Migranti. Malta, prime ammissioni: «Da tre anni respingimenti segreti verso la Libia»
La registrazione del "motopesca fantasma" con doppio nome: "Mae Yemanja" e "Dar Al Salam 1"
Altri 57 migranti sono stati intercettati dal solito motopesca libico–maltese dalla tripla identità, stavolta in vista di un trasbordo su una nave quarantena: Malta non vuole rischiare l'ennesimo respingimento illegale. A La Valletta, infatti, c'è stato un colpo di scena. Nell'inchiesta sulla “Strage di Pasquetta” ha fatto le prime ammissioni Neville Gafà, l'uomo che ha rivendicato il negoziato con le fazioni libiche per organizzare la cattura e il respingimento di migranti.
Davanti al giudice Joe Mifsud, Gafà ha dichiarato di avere coordinato personalmente anche il respingimento conclusosi con 12 morti nei giorni seguenti la Pasqua. E di averlo fatto per ordine del primo ministro Robert Abela, a sua volta indagato per l'omissione di soccorso.
Non solo. Rispondendo alle domande di Newsbook, il portale d'informazione di ispirazione cattolica a Malta, Gafà ha precisato di suo pugno: «Confermo che nella notte di Pasqua e nei giorni seguenti sono stato coinvolto in una missione in cui una nave con 51 migranti irregolari tra cui 8 donne e 3 minori è stata portata in porto a Tripoli.
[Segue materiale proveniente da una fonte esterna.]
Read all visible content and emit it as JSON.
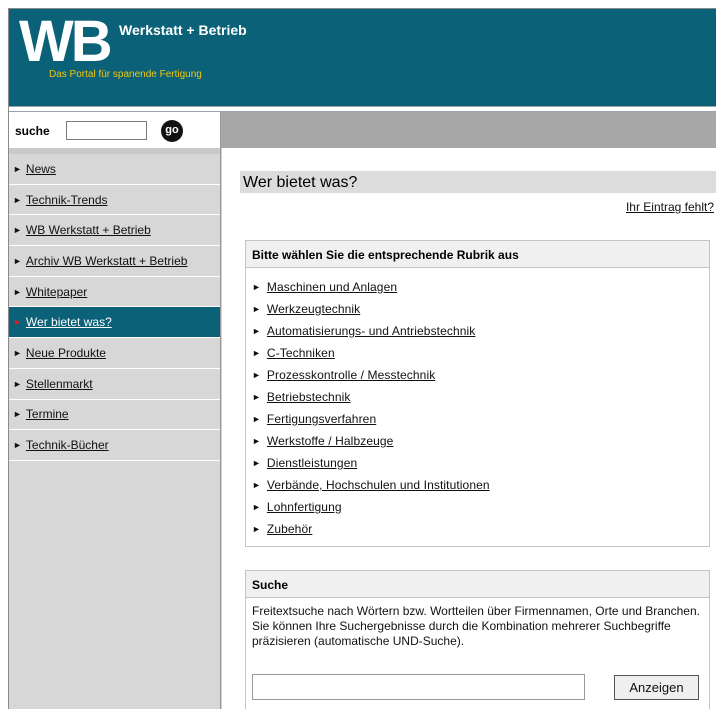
{
  "header": {
    "logo": "WB",
    "brand_name": "Werkstatt + Betrieb",
    "tagline": "Das Portal für spanende Fertigung"
  },
  "search": {
    "label": "suche",
    "value": "",
    "go_label": "go"
  },
  "sidebar": {
    "items": [
      {
        "label": "News",
        "active": false
      },
      {
        "label": "Technik-Trends",
        "active": false
      },
      {
        "label": "WB Werkstatt + Betrieb",
        "active": false
      },
      {
        "label": "Archiv WB Werkstatt + Betrieb",
        "active": false
      },
      {
        "label": "Whitepaper",
        "active": false
      },
      {
        "label": "Wer bietet was?",
        "active": true
      },
      {
        "label": "Neue Produkte",
        "active": false
      },
      {
        "label": "Stellenmarkt",
        "active": false
      },
      {
        "label": "Termine",
        "active": false
      },
      {
        "label": "Technik-Bücher",
        "active": false
      }
    ]
  },
  "main": {
    "title": "Wer bietet was?",
    "missing_entry_link": "Ihr Eintrag fehlt?",
    "rubrik_panel": {
      "heading": "Bitte wählen Sie die entsprechende Rubrik aus",
      "items": [
        "Maschinen und Anlagen",
        "Werkzeugtechnik",
        "Automatisierungs- und Antriebstechnik",
        "C-Techniken",
        "Prozesskontrolle / Messtechnik",
        "Betriebstechnik",
        "Fertigungsverfahren",
        "Werkstoffe / Halbzeuge",
        "Dienstleistungen",
        "Verbände, Hochschulen und Institutionen",
        "Lohnfertigung",
        "Zubehör"
      ]
    },
    "search_panel": {
      "heading": "Suche",
      "description": "Freitextsuche nach Wörtern bzw. Wortteilen über Firmennamen, Orte und Branchen. Sie können Ihre Suchergebnisse durch die Kombination mehrerer Suchbegriffe präzisieren (automatische UND-Suche).",
      "field_value": "",
      "button_label": "Anzeigen"
    }
  },
  "colors": {
    "header_bg": "#0b6178",
    "tagline": "#f2c80f",
    "sidebar_bg": "#d7d7d7",
    "active_nav_bg": "#0b6178",
    "active_marker": "#e01b1b",
    "strip_bg": "#a7a7a7"
  },
  "icons": {
    "nav_marker": "triangle-right-icon"
  }
}
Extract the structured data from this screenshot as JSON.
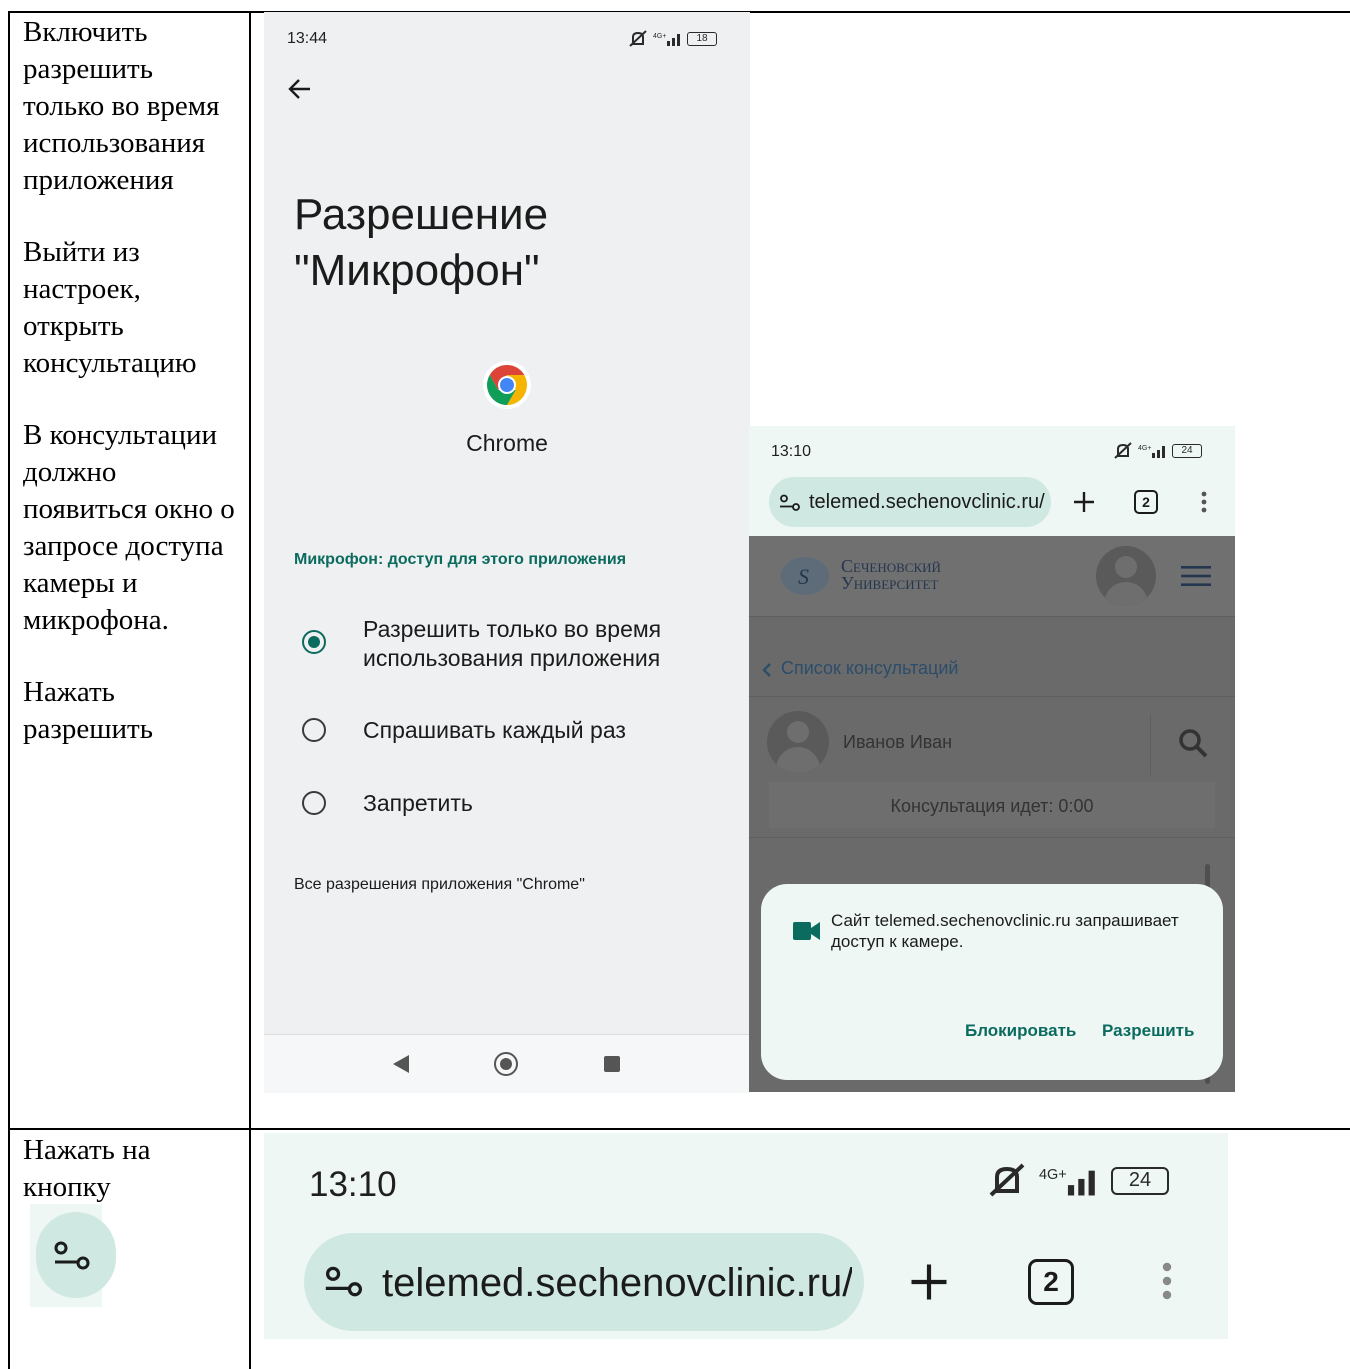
{
  "instructions": {
    "p1": "Включить разрешить только во время использования приложения",
    "p2": "Выйти из настроек, открыть консультацию",
    "p3": "В консультации должно появиться окно о запросе доступа камеры и микрофона.",
    "p4": "Нажать разрешить",
    "p5": "Нажать на кнопку"
  },
  "permission_screen": {
    "time": "13:44",
    "battery": "18",
    "network": "4G+",
    "title": "Разрешение\n\"Микрофон\"",
    "app_name": "Chrome",
    "section_label": "Микрофон: доступ для этого приложения",
    "options": [
      {
        "label": "Разрешить только во время использования приложения",
        "selected": true
      },
      {
        "label": "Спрашивать каждый раз",
        "selected": false
      },
      {
        "label": "Запретить",
        "selected": false
      }
    ],
    "all_permissions_link": "Все разрешения приложения \"Chrome\""
  },
  "browser_screen": {
    "time": "13:10",
    "battery": "24",
    "network": "4G+",
    "url": "telemed.sechenovclinic.ru/",
    "tab_count": "2",
    "site_logo_line1": "Сеченовский",
    "site_logo_line2": "Университет",
    "back_link": "Список консультаций",
    "doctor_name": "Иванов Иван",
    "consultation_status": "Консультация идет: 0:00",
    "dialog": {
      "message": "Сайт telemed.sechenovclinic.ru запрашивает доступ к камере.",
      "block_label": "Блокировать",
      "allow_label": "Разрешить"
    }
  },
  "zoomed_bar": {
    "time": "13:10",
    "battery": "24",
    "network": "4G+",
    "url": "telemed.sechenovclinic.ru/",
    "tab_count": "2"
  },
  "colors": {
    "accent": "#0b6b5e",
    "chrome_bar": "#eef7f4",
    "url_pill": "#cfe8e1",
    "settings_bg": "#eff0f2"
  }
}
Sulla stessa barca c'erano cinque cadaveri». Incalzato dalla giornalista Sylvana Debono, il negoziatore maltese, già noto per la sua dichiarata avversione nei confronti della reporter Daphne Caruana Galizia, uccisa nell'ottobre 2017, ha aggiunto: «Ho fatto tutto questo su istruzioni dell'Ufficio del Primo Ministro, dopo che il suddetto ufficio mi ha chiesto di aiutare attraverso il coordinamento diretto con il ministero degli Affari interni libico e la Guardia costiera libica. Mi è stato chiesto di farlo poiché sono stato coinvolto in queste operazioni negli ultimi tre anni».
Nei giorni scorsi Gafà aveva pubblicamente attaccato pubblicamente Avvenire. Ma ora Newsbook, che ha avuto accesso a fonti investigative, scrive che «questa dichiarazione giurata è arrivata dopo che il giornale Avvenire ha rivelato, con una inchiesta che ha smentito colpo su colpo le dichiarazioni ufficiali de La Valletta ciò che è accaduto nelle fatidiche ore in cui Malta, l'Italia e l'Ue hanno fatto del loro meglio per sottrarsi al loro dovere di salvare vite umane». E ieri il Tribunale della capitale ha voluto ascoltare nei dettagli la ricostruzione e visionare i documenti in possesso del nostro giornale, in vista dell'interrogatorio del primo ministro Abela, atteso per i prossimi giorni.
Sull'isola c'è un certo scetticismo per gli sviluppi di un'inchiesta che rischia di mettere alla sbarra l'intero governo e i vertici delle forze armate. Già nei mesi scorsi Malta aveva visto cadere un intero governo a causa dell'inchiesta sul movente e i responsabili dell'omicidio di Daphne Caruana Galizia. E ora una ventina di organizzazioni della società civile, tra cui il "Jesuit Refugee Service", la "Daphne Caruana Galizia Foundation", l'Ong "Repubblika" e numerose altre, hanno chiesto al premier di «dire la verità» sulle intese segrete con la Libia, e alle autorità di non spegnere i riflettori e indagare sulle responsabilità dei respingimenti vietati dal diritto internazionale e compiuti segretamente in questi tre anni. Non è dato sapere, infatti, quanti episodi siano avvenuti, quanti altri morti e dispersi in mare vi siano stati, e se davvero Malta ha potuto agire indisturbata senza che il principale vicino, l'Italia, si accorgesse di nulla.
Per ore intanto si erano perse notizie di un altro gommone partito dalla Libia con 57 persone. Ieri il motopesca “Mae Yemanje”, che viaggia anche con il nome di “Dar al Salam 1”, ma è conosciuto anche come “Maria Christina” (una modalità di registrazione navale vietata da tutti i codici) ha raggiunto i naufraghi. Verranno trasbordati su una motonave turistica maltese, che dovrebbe poi sostare a 13 miglia dall'isola per il periodo di quarantena. Il governo di Malta ha già avvisato l'Ue: da ora migranti al largo su "barconi quarantena".